Neste embate entre o tradicional e o moderno, o Centro-Oeste brasileiro vem embalado por clima favorável, tecnologia de ponta e alta profissionalização dos produtores, devendo ampliar a área plantada em 8,4% no ciclo 2022/23. Já os concorrentes americanos sofrem com estiagens seguidas, perda de qualidade da pluma e de clientes, voltando-se para outros cultivos. No Texas, a projeção do Departamento de Agricultura dos Estados Unidos (USDA) é de que a área cultivada com algodão irá encolher 21% na próxima temporada.
Liderança nas exportações de algodão é questão de tempo
Assim, no ciclo de 2023/24 o Brasil pela primeira vez deverá superar a produção de algodão dos Estados Unidos, alcançando 3,17 milhões de toneladas, contra 2,85 milhões. Essa virada histórica vai levar a um emparelhamento com os rivais nas exportações, com projeção de que os EUA ainda sigam ligeiramente à frente, com 2,66 milhões de toneladas embarcadas contra 2,57 milhões, segundo o USDA.
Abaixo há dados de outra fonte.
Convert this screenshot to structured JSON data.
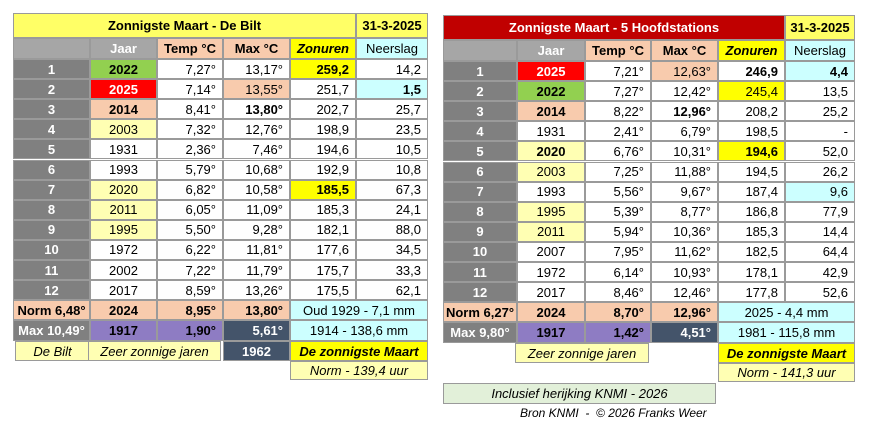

À primeira vista, podem parecer conquistas temporárias, devido a contingências climáticas. Analisados mais de perto, no entanto, os números revelam claras tendências inversas envolvendo os dois países.
Cultivando quase o dobro da área dedicada ao algodão no Brasil – 3,24 milhões de hectares contra 1,7 milhão – os americanos colhem menos do que os concorrentes do hemisfério Sul. Isso se explica porque a produtividade brasileira, mesmo com 95% das lavouras sem irrigação, é o dobro da americana, que irriga 20% da área. Por aqui, colhe-se em média 1.900 kg por hectare, e, por lá, próximo de 900 kg por hectare.
“Ambos têm na China o principal cliente. A cada ano as exportações americanas vêm caindo, e as brasileiras o oposto, aumentando. A previsão é de que os EUA continuem a enfrentar seca nos próximos anos, tendo que diminuir suas exportações. Isso cria incerteza no mercado e dá oportunidade para o Brasil ter um market-share ainda maior”, avalia Lucy Farrand, analista da trader de commodities Czarnikow, de Londres.
Quase 90% do algodão brasileiro tem selo sustentável
Nesta disputa de mercado, a sustentabilidade é ao mesmo tempo o maior desafio e a maior oportunidade para os produtores de algodão. E nesse quesito a liderança global é tupiniquim. O selo de sustentabilidade Better Cotton Initiative (BCI), com sede na Suíça, já certifica 84% da produção brasileira, diante de uma média global de apenas 22%. “É um índice extremamente alto que mostra que a cadeia de fornecedores é sustentável no Brasil e está funcionando, e é isso que as empresas procuram no momento. A cadeia produtiva precisa ser rastreável, você precisa saber a origem do algodão. Há ainda muito trabalho a ser feito, mas o Brasil, com certeza, lidera esse processo”, aponta Farrand.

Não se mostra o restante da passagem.